Rotweine

Rotweinsorten und mehr: die Grundlagen der Rotweine

Von den vielseitigen grünen Weiden Frankreichs bis hin zu den goldenen Hügeln Italiens finden Sie eine Vielzahl von Rotweinsorten - von leicht bis kräftig - ihren Weg auf den Tisch. Rotweine können sich in Geschmack, Körper, Farbe, Geruch und dem Gesamterlebnis, das sie bieten, stark unterscheiden. Den richtigen Wein für den richtigen Anlass zu finden, erfordert einige Fähigkeiten. Es ist leicht anzunehmen, dass man einen Cabernet Sauvignon, Pinotage oder Merlot mit allem kombinieren kann. Unterschiede in Region, Klima und Jahrgang ergeben jedoch Nuancen in den Weinen, die eine zusätzliche Schicht bilden, um den perfekten Wein für jede Gelegenheit zu finden. Wenn man sich auf das Wesentliche konzentriert – Rebsorte, Wachstumssaison, Körper, Herkunft und mehr – wird unsere Aufschlüsselung der Rotweine helfen, die Lücke für jeden zu füllen, der seine Weinsammlung verfeinern oder den perfekten Rotwein für jede Mahlzeit finden möchte.

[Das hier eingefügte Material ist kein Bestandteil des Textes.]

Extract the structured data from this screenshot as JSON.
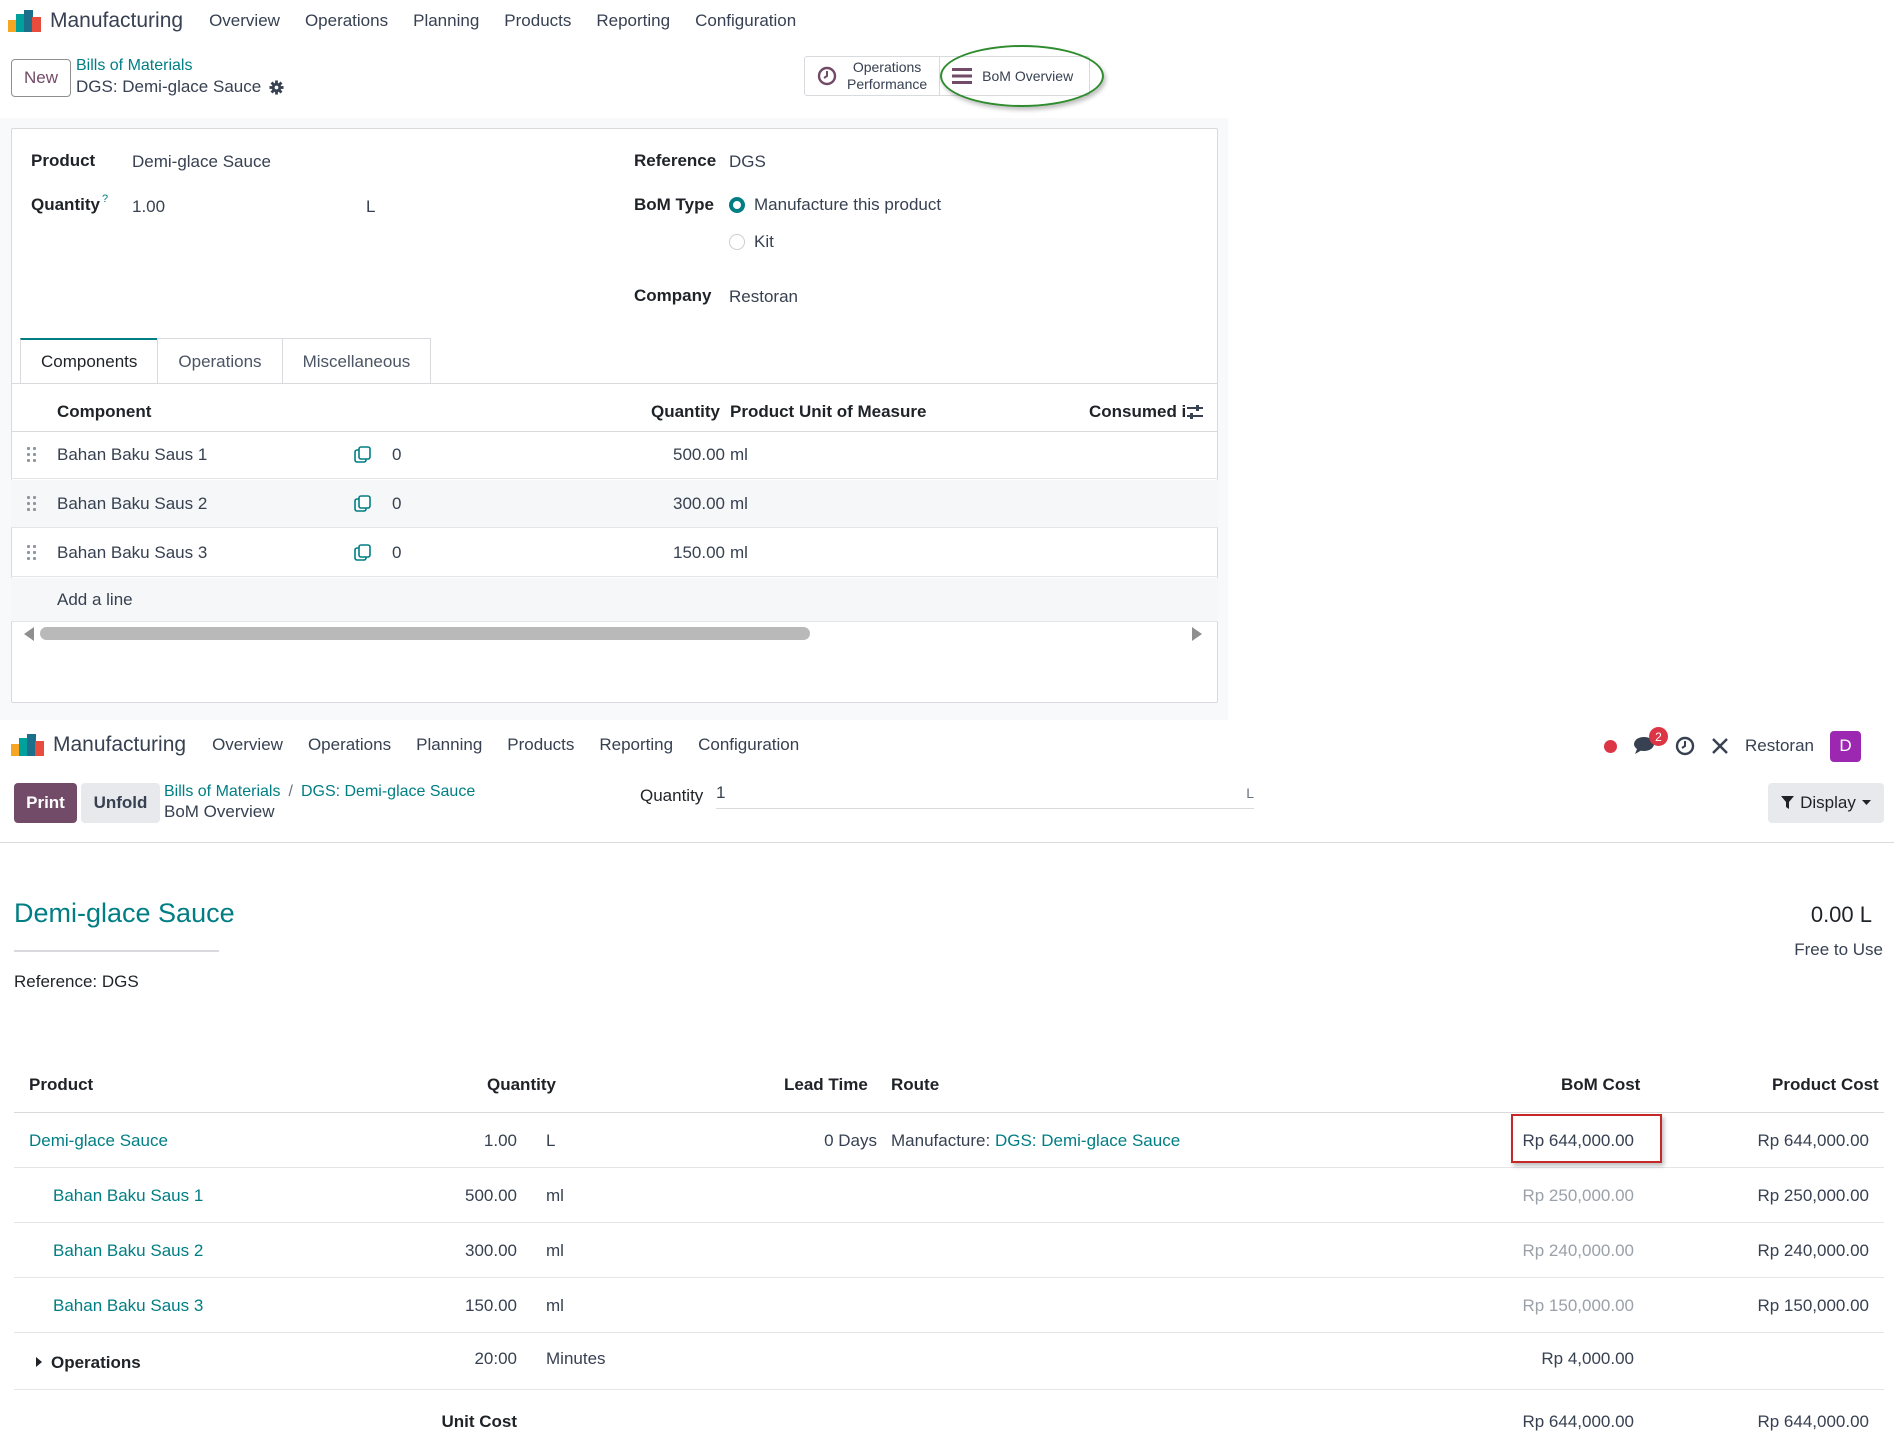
{
  "top": {
    "app_name": "Manufacturing",
    "menu": [
      "Overview",
      "Operations",
      "Planning",
      "Products",
      "Reporting",
      "Configuration"
    ],
    "new_label": "New",
    "breadcrumb_parent": "Bills of Materials",
    "breadcrumb_current": "DGS: Demi-glace Sauce",
    "smart_buttons": {
      "operations_performance_line1": "Operations",
      "operations_performance_line2": "Performance",
      "bom_overview": "BoM Overview"
    },
    "form": {
      "product_label": "Product",
      "product_value": "Demi-glace Sauce",
      "quantity_label": "Quantity",
      "quantity_help": "?",
      "quantity_value": "1.00",
      "quantity_uom": "L",
      "reference_label": "Reference",
      "reference_value": "DGS",
      "bom_type_label": "BoM Type",
      "bom_type_options": [
        "Manufacture this product",
        "Kit"
      ],
      "bom_type_selected": "Manufacture this product",
      "company_label": "Company",
      "company_value": "Restoran"
    },
    "tabs": [
      "Components",
      "Operations",
      "Miscellaneous"
    ],
    "active_tab": "Components",
    "components_table": {
      "headers": {
        "component": "Component",
        "quantity": "Quantity",
        "uom": "Product Unit of Measure",
        "consumed": "Consumed i"
      },
      "rows": [
        {
          "component": "Bahan Baku Saus 1",
          "count": "0",
          "quantity": "500.00",
          "uom": "ml"
        },
        {
          "component": "Bahan Baku Saus 2",
          "count": "0",
          "quantity": "300.00",
          "uom": "ml"
        },
        {
          "component": "Bahan Baku Saus 3",
          "count": "0",
          "quantity": "150.00",
          "uom": "ml"
        }
      ],
      "add_line": "Add a line"
    }
  },
  "bottom": {
    "app_name": "Manufacturing",
    "menu": [
      "Overview",
      "Operations",
      "Planning",
      "Products",
      "Reporting",
      "Configuration"
    ],
    "messages_badge": "2",
    "company": "Restoran",
    "avatar_letter": "D",
    "print_label": "Print",
    "unfold_label": "Unfold",
    "breadcrumb_parent": "Bills of Materials",
    "breadcrumb_separator": "/",
    "breadcrumb_middle": "DGS: Demi-glace Sauce",
    "breadcrumb_current": "BoM Overview",
    "quantity_label": "Quantity",
    "quantity_value": "1",
    "quantity_uom": "L",
    "display_label": "Display",
    "product_title": "Demi-glace Sauce",
    "reference_line": "Reference: DGS",
    "on_hand": "0.00 L",
    "free_to_use": "Free to Use",
    "table": {
      "headers": {
        "product": "Product",
        "quantity": "Quantity",
        "lead_time": "Lead Time",
        "route": "Route",
        "bom_cost": "BoM Cost",
        "product_cost": "Product Cost"
      },
      "main_row": {
        "product": "Demi-glace Sauce",
        "quantity": "1.00",
        "uom": "L",
        "lead_time": "0 Days",
        "route_prefix": "Manufacture:",
        "route_link": "DGS: Demi-glace Sauce",
        "bom_cost": "Rp 644,000.00",
        "product_cost": "Rp 644,000.00"
      },
      "component_rows": [
        {
          "product": "Bahan Baku Saus 1",
          "quantity": "500.00",
          "uom": "ml",
          "bom_cost": "Rp 250,000.00",
          "product_cost": "Rp 250,000.00"
        },
        {
          "product": "Bahan Baku Saus 2",
          "quantity": "300.00",
          "uom": "ml",
          "bom_cost": "Rp 240,000.00",
          "product_cost": "Rp 240,000.00"
        },
        {
          "product": "Bahan Baku Saus 3",
          "quantity": "150.00",
          "uom": "ml",
          "bom_cost": "Rp 150,000.00",
          "product_cost": "Rp 150,000.00"
        }
      ],
      "operations_row": {
        "label": "Operations",
        "quantity": "20:00",
        "uom": "Minutes",
        "bom_cost": "Rp 4,000.00"
      },
      "unit_cost_row": {
        "label": "Unit Cost",
        "bom_cost": "Rp 644,000.00",
        "product_cost": "Rp 644,000.00"
      }
    }
  },
  "colors": {
    "accent_teal": "#017e84",
    "brand_purple": "#714b67",
    "highlight_red": "#c62828",
    "highlight_green": "#2e8b2e"
  }
}
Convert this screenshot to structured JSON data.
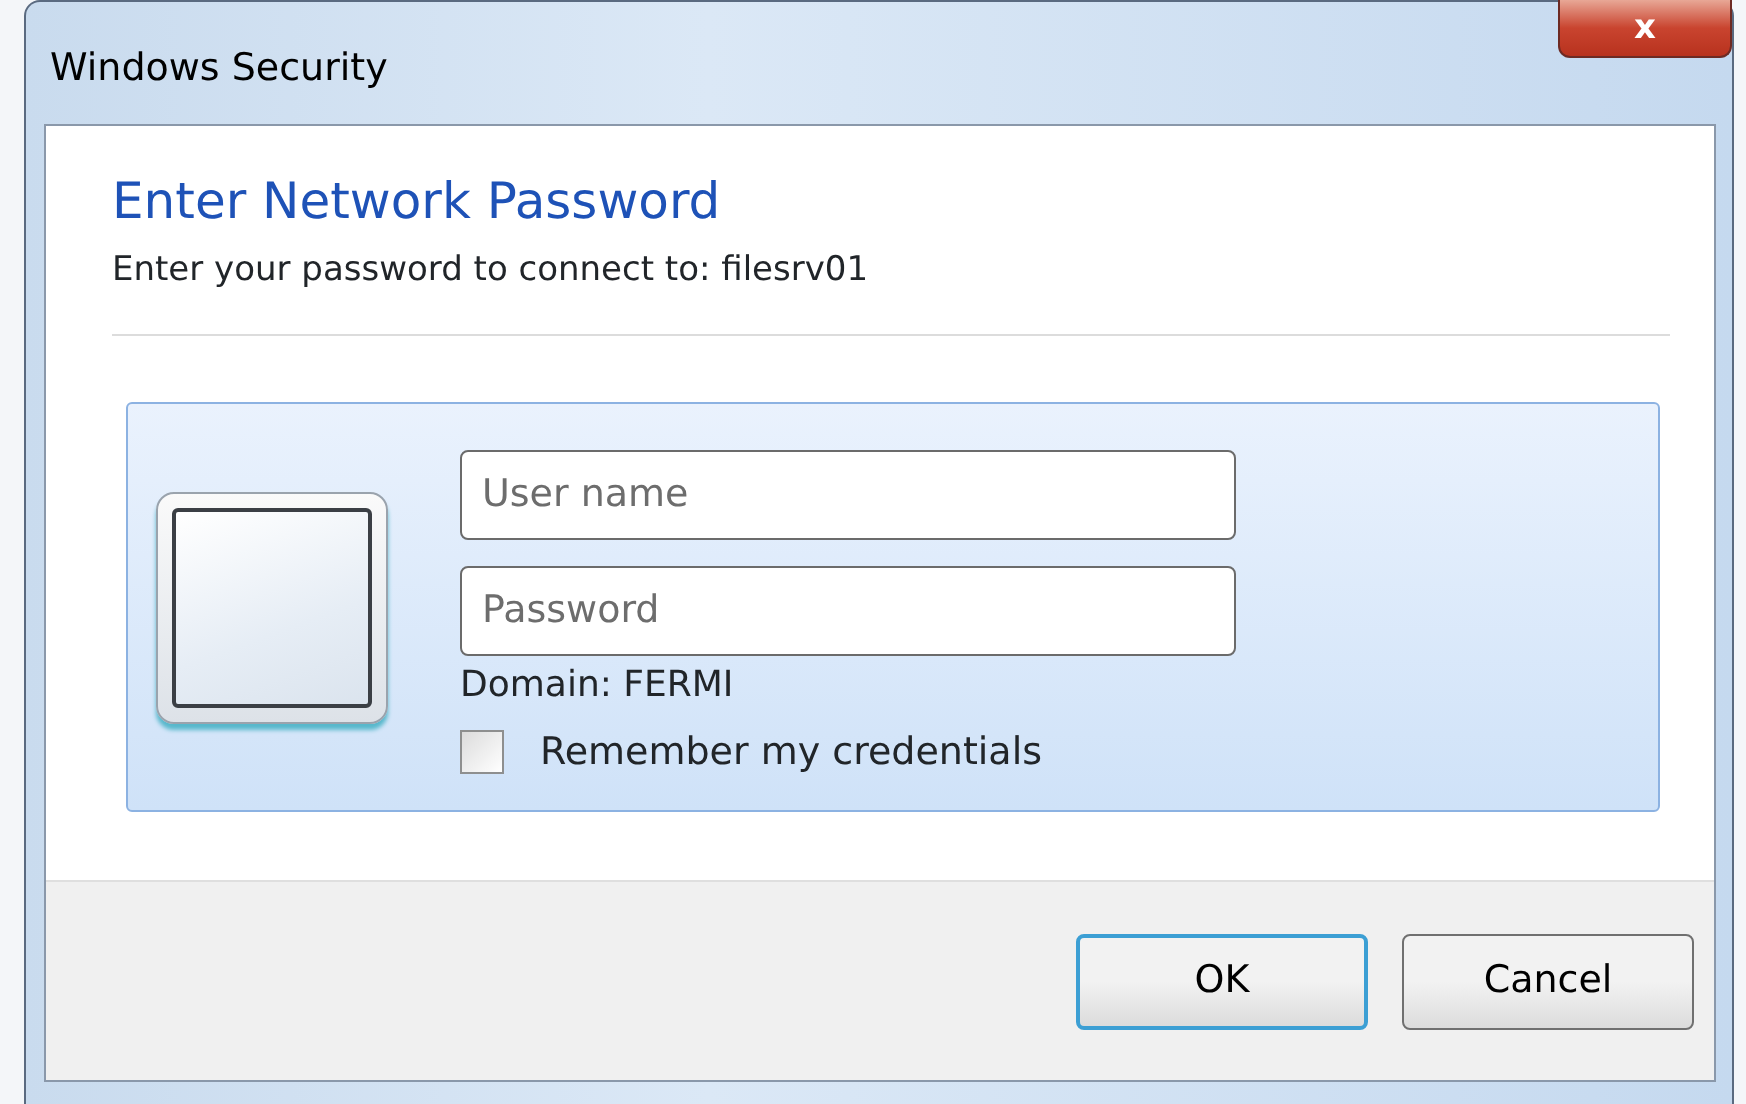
{
  "window": {
    "title": "Windows Security",
    "close_button": "x"
  },
  "heading": "Enter Network Password",
  "subtitle": "Enter your password to connect to: filesrv01",
  "credential": {
    "username": {
      "placeholder": "User name"
    },
    "password": {
      "placeholder": "Password"
    },
    "domain": "Domain: FERMI",
    "remember": {
      "label": "Remember my credentials",
      "checked": false
    }
  },
  "buttons": [
    {
      "label": "OK",
      "default": true
    },
    {
      "label": "Cancel",
      "default": false
    }
  ]
}
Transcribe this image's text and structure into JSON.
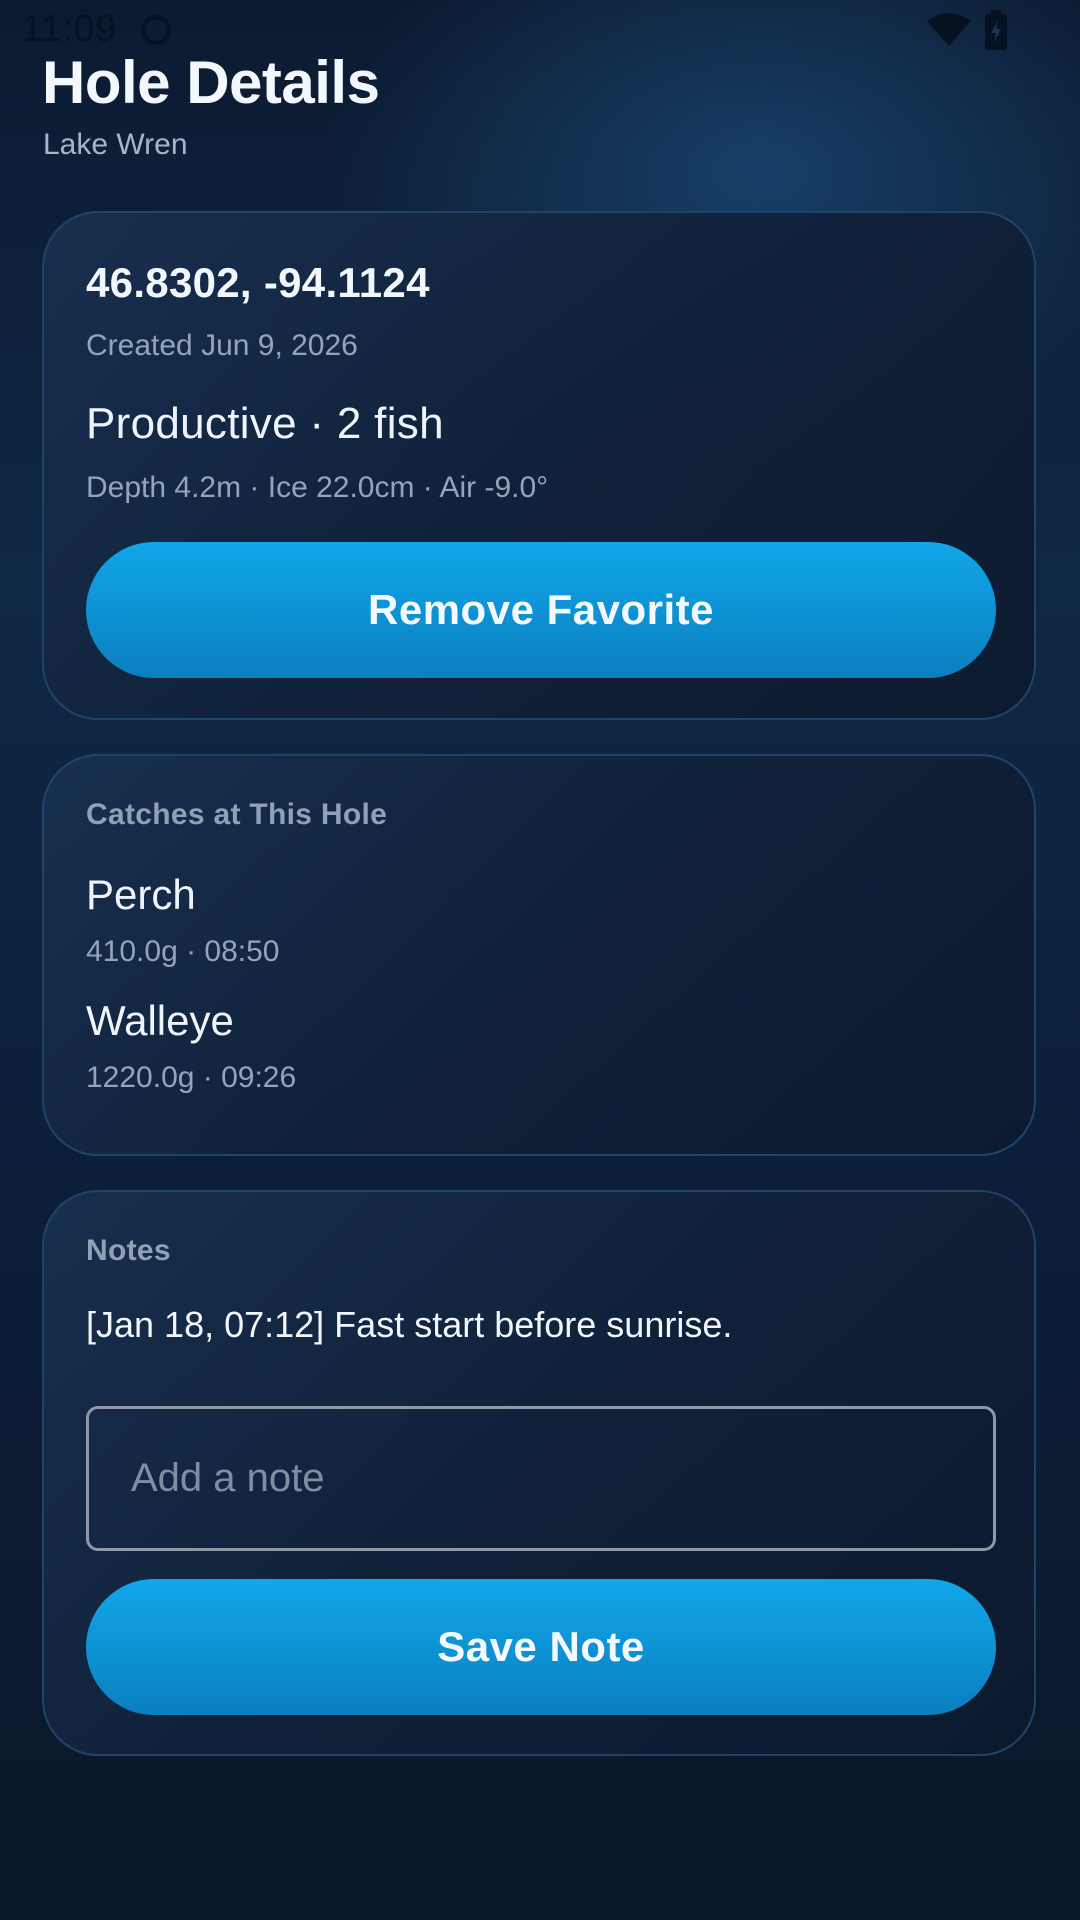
{
  "status_bar": {
    "time": "11:09",
    "icons": [
      "sync-icon",
      "wifi-icon",
      "battery-icon"
    ]
  },
  "header": {
    "title": "Hole Details",
    "subtitle": "Lake Wren"
  },
  "hole": {
    "coordinates": "46.8302, -94.1124",
    "created": "Created Jun 9, 2026",
    "status": "Productive · 2 fish",
    "conditions": "Depth 4.2m · Ice 22.0cm · Air -9.0°",
    "favorite_button": "Remove Favorite"
  },
  "catches": {
    "heading": "Catches at This Hole",
    "items": [
      {
        "species": "Perch",
        "detail": "410.0g · 08:50"
      },
      {
        "species": "Walleye",
        "detail": "1220.0g · 09:26"
      }
    ]
  },
  "notes": {
    "heading": "Notes",
    "entries": [
      "[Jan 18, 07:12] Fast start before sunrise."
    ],
    "input_placeholder": "Add a note",
    "input_value": "",
    "save_button": "Save Note"
  },
  "colors": {
    "accent": "#10a7e9",
    "accent_dark": "#0a7fc0",
    "background": "#0f2846",
    "card_border": "#1f4468",
    "text_primary": "#eef4fb",
    "text_secondary": "#93a5b9"
  }
}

Der Unterschied zwischen den Rebsorten

Lassen Sie sich durch den Namen „Sorte“ nicht zu sehr erschrecken. Eine Weinsorte ist die Weintraube, die zur Herstellung eines bestimmten Weins verwendet wird. Bei vielen Weinen darf nur eine Sorte auf dem Etikett aufgeführt sein. In Deutschland verlangt die Bundesregierung, dass 75 Prozent einer bestimmten Traube im Wein enthalten sein müssen, wenn sie als eine bestimmte Weinsorte bezeichnet werden soll. Die dominierende Traube wird dann auf dem Etikett aufgeführt.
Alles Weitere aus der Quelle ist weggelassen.